Amarcord

L’angolo del ricordo: Sampras-Becker, la finale romana più erbivora di sempre

Pete Sampras - Wimbledon 1999 - Foto Ray Giubilo

Mancavano probabilmente solamente le fragole con panna sugli spalti per confondere del tutto le idee nella finale di Roma di 26 anni fa. Nell’atto conclusivo del Foro Italico della stagione 1994 non c’era traccia di colpi che si impennano a due metri dal net, banditi gli scambi interminabili e di resistenza, vietato allontanarsi troppo con i piedi dalla riga di fondo campo. Una finale atipica quella tra Pete Sampras e Boris Becker, dieci trofei di Wimbledon in due ma un solo torneo su terra battuta sino a quel momento, vinto dall’americano a Kitzbuhel due anni prima.

L’occasione di fregiarsi del titolo di re di Roma, dunque, era di quelle da leccarsi i baffi per entrambi. I terraioli più puri e maggiormente accreditati per la vittoria del titolo erano già scomparsi dopo i quarti di finale. Il bi-campione in carica Courier si lasciò sorprendere dal boemo Dosedel, poi asfaltato da Pistol Pete. Nell’altro lato del tabellone, Boris non ebbe neppure bisogno di scendere in campo nei quarti grazie al walkover del connazionale Stich, successivamente superò la testa di serie numero 4 Ivanisevic.

Sole alto nel cielo di Roma, Sampras che mette subito le cose in chiaro spolverando le righe con ace e dritti e canovaccio dell’incontro che si incanala velocemente sui binari delle caratteristiche più congeniali ai due: rovescio in back seguito a rete, serve and volley, pittino nei pressi del net. In barba a tatticismi dettati dalla superficie, Pete e Boris decidono di giocarsela alla loro maniera ma di fatto non c’è partita. Al numero 1 al mondo riesce tutto, il povero “Bum Bum” al contrario viene trafitto da ogni parte del campo dai passanti dell’avversario: di dritto, di rovescio, in slice ma il copione non cambia, la palla atterra telecomandata sempre a due dita dalle righe. Ogni gancio incassato dal tedesco è sempre più pesante del precedente, i game si susseguono uguali senza il benché minimo spiraglio di mettere pressione a Sampras: 6-1 il primo, 6-2 il secondo. Lo statunitense danza, a ogni buon angolo trovato da Becker risponde con un altro ancor migliore e vincente. “Ora è imbattibile – confessò Boris dopo aver definitivamente gettato la spugna con un altro 6-2 – Sembra volare sul campo, può vincere il Roland Garros se gioca così”.

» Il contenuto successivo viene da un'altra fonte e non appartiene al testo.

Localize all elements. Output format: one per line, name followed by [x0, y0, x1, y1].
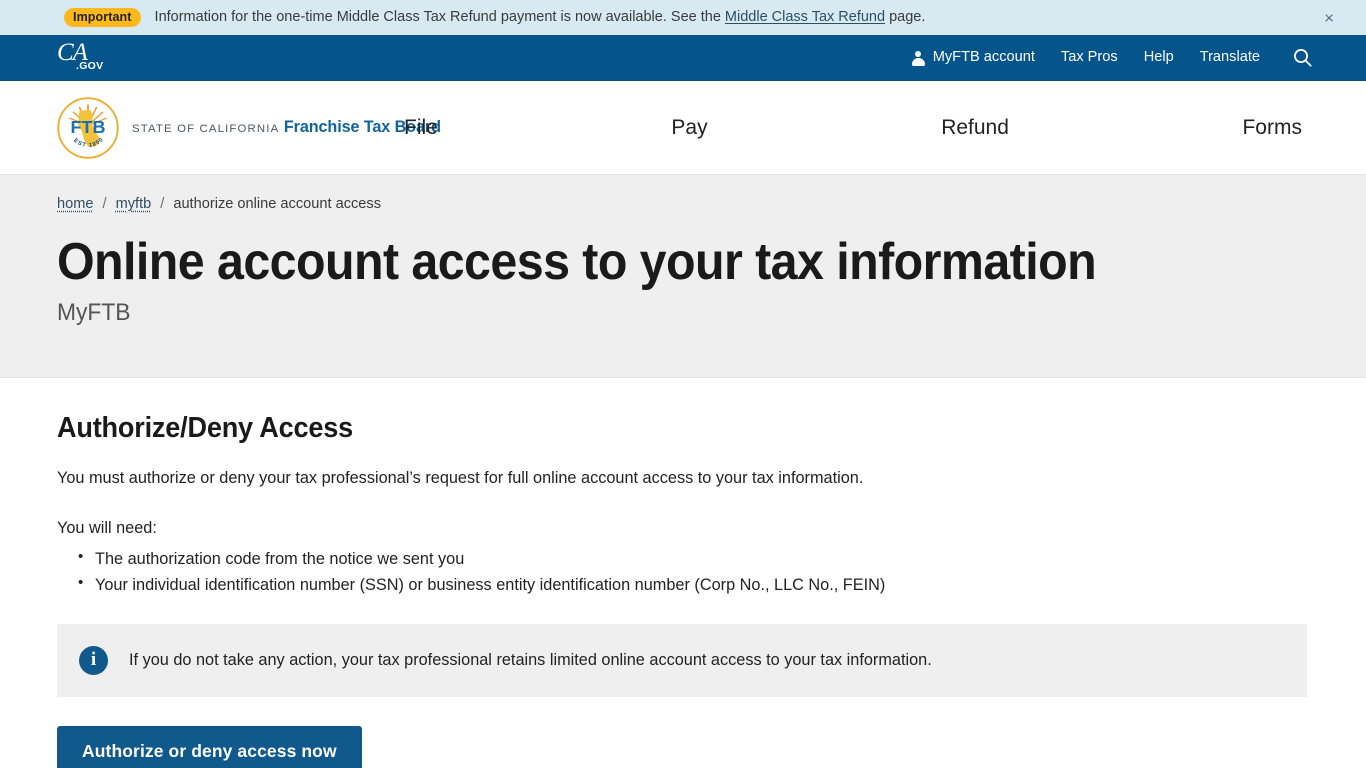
breadcrumb-separator: /	[102, 196, 107, 212]
requirements-label: You will need:	[57, 519, 157, 538]
brand-bar: FTB EST 1950 STATE OF CALIFORNIA Franchi…	[0, 81, 1366, 175]
list-item: Your individual identification number (S…	[78, 572, 1309, 597]
utility-link-label: Help	[1143, 49, 1174, 66]
ftb-home-link[interactable]: FTB EST 1950 STATE OF CALIFORNIA Franchi…	[0, 96, 441, 159]
main-content: Authorize/Deny Access You must authorize…	[0, 378, 1366, 768]
search-button[interactable]	[1273, 48, 1312, 67]
page-subtitle: MyFTB	[57, 298, 131, 326]
alert-text-before: Information for the one-time Middle Clas…	[154, 9, 725, 26]
person-icon	[911, 50, 926, 66]
list-item: The authorization code from the notice w…	[78, 546, 1309, 571]
nav-item-file[interactable]: File	[400, 111, 442, 144]
info-callout-text: If you do not take any action, your tax …	[129, 650, 932, 669]
utility-links: MyFTB account Tax Pros Help Translate	[911, 48, 1312, 67]
utility-link-myftb-account[interactable]: MyFTB account	[911, 49, 1048, 66]
breadcrumb-item-current: authorize online account access	[173, 196, 382, 212]
utility-link-label: Translate	[1199, 49, 1260, 66]
ca-gov-logo-suffix: .GOV	[76, 60, 104, 72]
breadcrumb: home / myftb / authorize online account …	[57, 197, 1309, 212]
brand-state-label: STATE OF CALIFORNIA	[132, 123, 280, 136]
ftb-seal-logo-icon: FTB EST 1950	[57, 96, 119, 159]
alert-text-after: page.	[885, 9, 926, 26]
alert-badge: Important	[64, 7, 141, 28]
info-icon: i	[79, 645, 108, 675]
breadcrumb-item-myftb[interactable]: myftb	[116, 197, 152, 212]
utility-link-label: MyFTB account	[932, 49, 1035, 66]
intro-paragraph: You must authorize or deny your tax prof…	[57, 468, 864, 487]
close-icon[interactable]: ×	[1316, 5, 1342, 30]
nav-item-pay[interactable]: Pay	[667, 111, 711, 144]
breadcrumb-separator: /	[160, 196, 165, 212]
info-callout: i If you do not take any action, your ta…	[57, 623, 1307, 697]
section-heading: Authorize/Deny Access	[57, 412, 353, 444]
authorize-or-deny-access-button[interactable]: Authorize or deny access now	[57, 725, 362, 768]
utility-link-translate[interactable]: Translate	[1187, 50, 1273, 65]
breadcrumb-item-home[interactable]: home	[57, 197, 94, 212]
search-icon	[1294, 49, 1312, 67]
brand-text: STATE OF CALIFORNIA Franchise Tax Board	[132, 117, 441, 137]
page-hero: home / myftb / authorize online account …	[0, 175, 1366, 378]
main-navigation: File Pay Refund Forms	[400, 111, 1306, 144]
nav-item-forms[interactable]: Forms	[1238, 111, 1306, 144]
requirements-list: The authorization code from the notice w…	[57, 546, 1309, 598]
ca-gov-logo[interactable]: CA .GOV	[57, 40, 104, 73]
nav-item-refund[interactable]: Refund	[937, 111, 1013, 144]
alert-message: Information for the one-time Middle Clas…	[155, 10, 926, 25]
utility-link-label: Tax Pros	[1060, 49, 1118, 66]
utility-link-tax-pros[interactable]: Tax Pros	[1048, 50, 1131, 65]
ftb-seal-letters: FTB	[71, 116, 106, 136]
utility-navigation-bar: CA .GOV MyFTB account Tax Pros Help Tran…	[0, 35, 1366, 81]
middle-class-tax-refund-link[interactable]: Middle Class Tax Refund	[725, 9, 885, 25]
page-title: Online account access to your tax inform…	[57, 232, 1097, 291]
utility-link-help[interactable]: Help	[1131, 50, 1187, 65]
important-alert-banner: Important Information for the one-time M…	[0, 0, 1366, 35]
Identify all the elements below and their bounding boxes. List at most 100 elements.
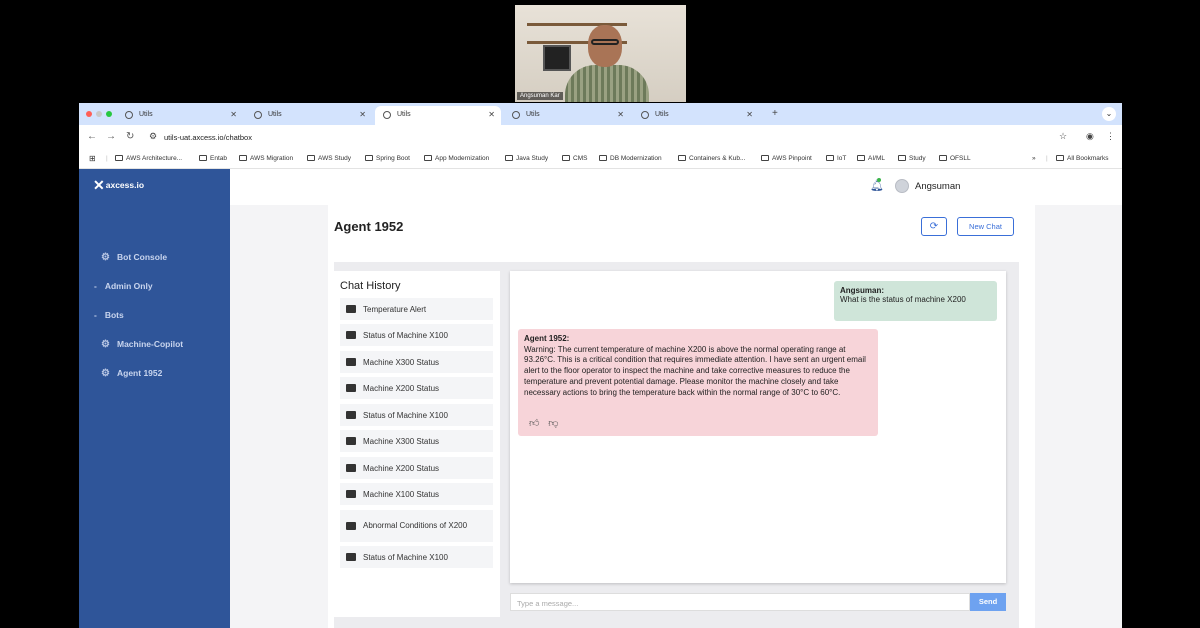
sidebar-item-admin-only[interactable]: - Admin Only (94, 281, 153, 291)
close-window-button[interactable] (86, 111, 92, 117)
history-item[interactable]: Status of Machine X100 (340, 546, 493, 568)
bookmark-item[interactable]: IoT (826, 155, 846, 162)
chat-area: Chat History Temperature Alert Status of… (334, 262, 1019, 628)
forward-icon[interactable]: → (106, 131, 116, 142)
gear-icon: ⚙ (101, 339, 110, 350)
url-field[interactable]: utils-uat.axcess.io/chatbox (164, 133, 252, 142)
sidebar-item-bots[interactable]: - Bots (94, 310, 124, 320)
history-item[interactable]: Machine X300 Status (340, 430, 493, 452)
username[interactable]: Angsuman (915, 181, 960, 192)
history-item[interactable]: Machine X200 Status (340, 457, 493, 479)
site-settings-icon[interactable]: ⚙ (149, 131, 157, 142)
globe-icon (125, 111, 133, 119)
new-tab-button[interactable]: + (772, 108, 778, 119)
send-button[interactable]: Send (970, 593, 1006, 611)
browser-tab[interactable]: Utils ✕ (246, 106, 372, 125)
refresh-button[interactable]: ⟳ (921, 217, 947, 236)
thumbs-up-icon[interactable]: 👍︎ (529, 418, 539, 429)
bookmark-item[interactable]: AWS Study (307, 155, 351, 162)
more-bookmarks-button[interactable]: » (1032, 155, 1036, 162)
chat-bubble-icon (346, 358, 356, 366)
close-tab-icon[interactable]: ✕ (488, 110, 495, 119)
chat-history-title: Chat History (340, 280, 401, 292)
bookmark-item[interactable]: CMS (562, 155, 587, 162)
close-tab-icon[interactable]: ✕ (230, 110, 237, 119)
bookmark-item[interactable]: AWS Migration (239, 155, 293, 162)
history-item[interactable]: Abnormal Conditions of X200 (340, 510, 493, 542)
avatar[interactable] (895, 179, 909, 193)
star-icon[interactable]: ☆ (1059, 131, 1067, 142)
gear-icon: ⚙ (101, 252, 110, 263)
chat-bubble-icon (346, 464, 356, 472)
bookmark-item[interactable]: AI/ML (857, 155, 885, 162)
agent-message-sender: Agent 1952: (524, 334, 570, 343)
chat-card: Agent 1952 ⟳ New Chat Chat History Tempe… (328, 205, 1035, 628)
bookmark-item[interactable]: Study (898, 155, 926, 162)
address-bar: ← → ↻ ⚙ utils-uat.axcess.io/chatbox ☆ ◉ … (79, 125, 1122, 150)
chat-bubble-icon (346, 331, 356, 339)
maximize-window-button[interactable] (106, 111, 112, 117)
bookmark-item[interactable]: Spring Boot (365, 155, 410, 162)
browser-window: Utils ✕ Utils ✕ Utils ✕ Utils ✕ Utils ✕ … (79, 103, 1122, 628)
chat-bubble-icon (346, 553, 356, 561)
message-input[interactable]: Type a message... (510, 593, 970, 611)
all-bookmarks-button[interactable]: All Bookmarks (1056, 155, 1109, 162)
logo[interactable]: ✕axcess.io (93, 177, 144, 194)
history-item[interactable]: Machine X100 Status (340, 483, 493, 505)
participant-name: Angsuman Kar (517, 92, 563, 100)
history-item[interactable]: Machine X300 Status (340, 351, 493, 373)
browser-tab[interactable]: Utils ✕ (633, 106, 759, 125)
tab-search-button[interactable]: ⌄ (1102, 107, 1116, 121)
apps-grid-icon[interactable]: ⊞ (89, 154, 96, 163)
agent-message-text: Warning: The current temperature of mach… (524, 344, 866, 397)
bookmark-item[interactable]: AWS Architecture... (115, 155, 182, 162)
divider: | (1046, 155, 1048, 162)
bookmarks-bar: ⊞ | AWS Architecture... Entab AWS Migrat… (79, 150, 1122, 169)
history-item[interactable]: Status of Machine X100 (340, 404, 493, 426)
user-message: Angsuman: What is the status of machine … (834, 281, 997, 321)
menu-icon[interactable]: ⋮ (1106, 131, 1115, 142)
new-chat-button[interactable]: New Chat (957, 217, 1014, 236)
picture-frame (543, 45, 571, 71)
profile-icon[interactable]: ◉ (1086, 131, 1094, 142)
sidebar-item-agent-1952[interactable]: ⚙ Agent 1952 (101, 368, 162, 379)
chat-bubble-icon (346, 305, 356, 313)
browser-tab[interactable]: Utils ✕ (504, 106, 630, 125)
bookmark-item[interactable]: OFSLL (939, 155, 971, 162)
sidebar: ✕axcess.io ⚙ Bot Console - Admin Only - Bot… (79, 169, 230, 628)
agent-message: Agent 1952: Warning: The current tempera… (518, 329, 878, 436)
user-message-text: What is the status of machine X200 (840, 295, 966, 304)
user-message-sender: Angsuman: (840, 286, 884, 295)
thumbs-down-icon[interactable]: 👎︎ (548, 418, 558, 429)
history-item[interactable]: Machine X200 Status (340, 377, 493, 399)
url-box[interactable] (141, 128, 1081, 146)
history-item[interactable]: Status of Machine X100 (340, 324, 493, 346)
bookmark-item[interactable]: AWS Pinpoint (761, 155, 812, 162)
bookmark-item[interactable]: App Modernization (424, 155, 489, 162)
bookmark-item[interactable]: DB Modernization (599, 155, 662, 162)
chat-bubble-icon (346, 384, 356, 392)
close-tab-icon[interactable]: ✕ (359, 110, 366, 119)
back-icon[interactable]: ← (87, 131, 97, 142)
chat-bubble-icon (346, 411, 356, 419)
logo-x-icon: ✕ (93, 177, 105, 193)
history-item[interactable]: Temperature Alert (340, 298, 493, 320)
notification-dot (877, 178, 881, 182)
minimize-window-button[interactable] (96, 111, 102, 117)
collapse-icon: - (94, 310, 97, 320)
collapse-icon: - (94, 281, 97, 291)
reload-icon[interactable]: ↻ (126, 131, 134, 142)
sidebar-item-bot-console[interactable]: ⚙ Bot Console (101, 252, 167, 263)
bookmark-item[interactable]: Entab (199, 155, 227, 162)
bookmark-item[interactable]: Java Study (505, 155, 548, 162)
sidebar-item-machine-copilot[interactable]: ⚙ Machine-Copilot (101, 339, 183, 350)
browser-tab-active[interactable]: Utils ✕ (375, 106, 501, 125)
bookmark-item[interactable]: Containers & Kub... (678, 155, 745, 162)
chat-bubble-icon (346, 522, 356, 530)
browser-tab[interactable]: Utils ✕ (117, 106, 243, 125)
globe-icon (254, 111, 262, 119)
close-tab-icon[interactable]: ✕ (746, 110, 753, 119)
globe-icon (383, 111, 391, 119)
globe-icon (512, 111, 520, 119)
close-tab-icon[interactable]: ✕ (617, 110, 624, 119)
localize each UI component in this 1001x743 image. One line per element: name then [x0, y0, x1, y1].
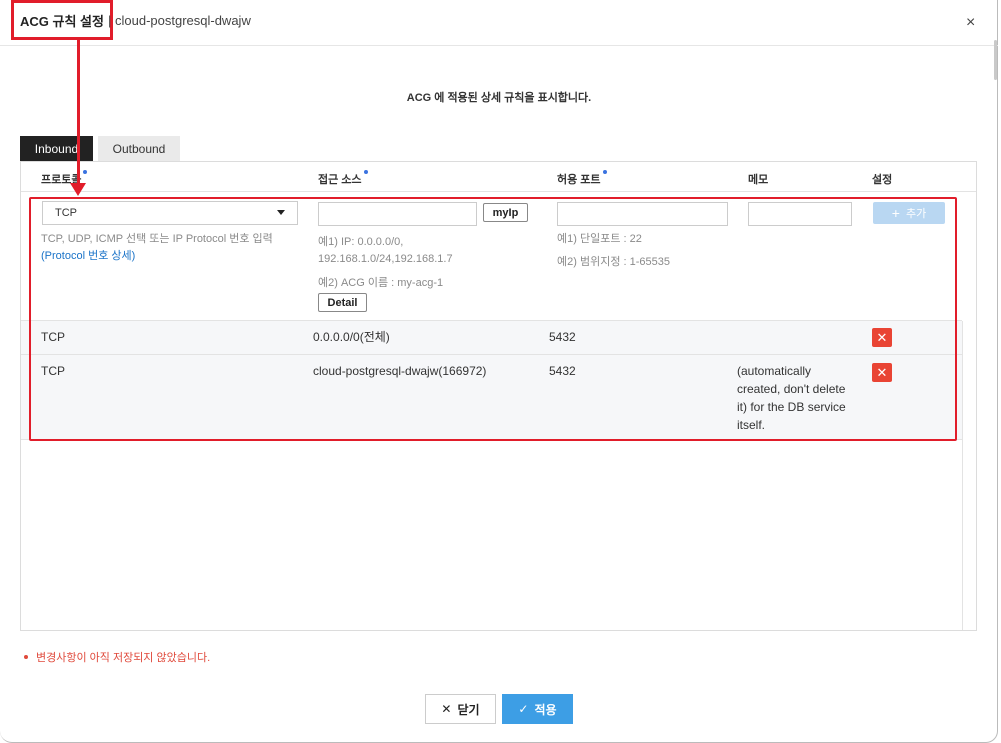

Una profezia, tuttavia, non verificatasi: il re del Foro non riuscì a ripetersi qualche settimana dopo all’ombra della Torre Eiffel fermandosi ai quarti. Il Roland Garros resterà un tabù nell’arco della sua leggendaria carriera. Un amore con la terra mai sbocciato (dopo gli Internazionali d’Italia vinse solamente un altro torneo, ad Atlanta nel 1998) ma Roma custodirà per sempre la sua miglior immagine sul rosso in una di quelle giornate in cui, da avversario o da spettatore, si poteva solamente guardare e applaudire.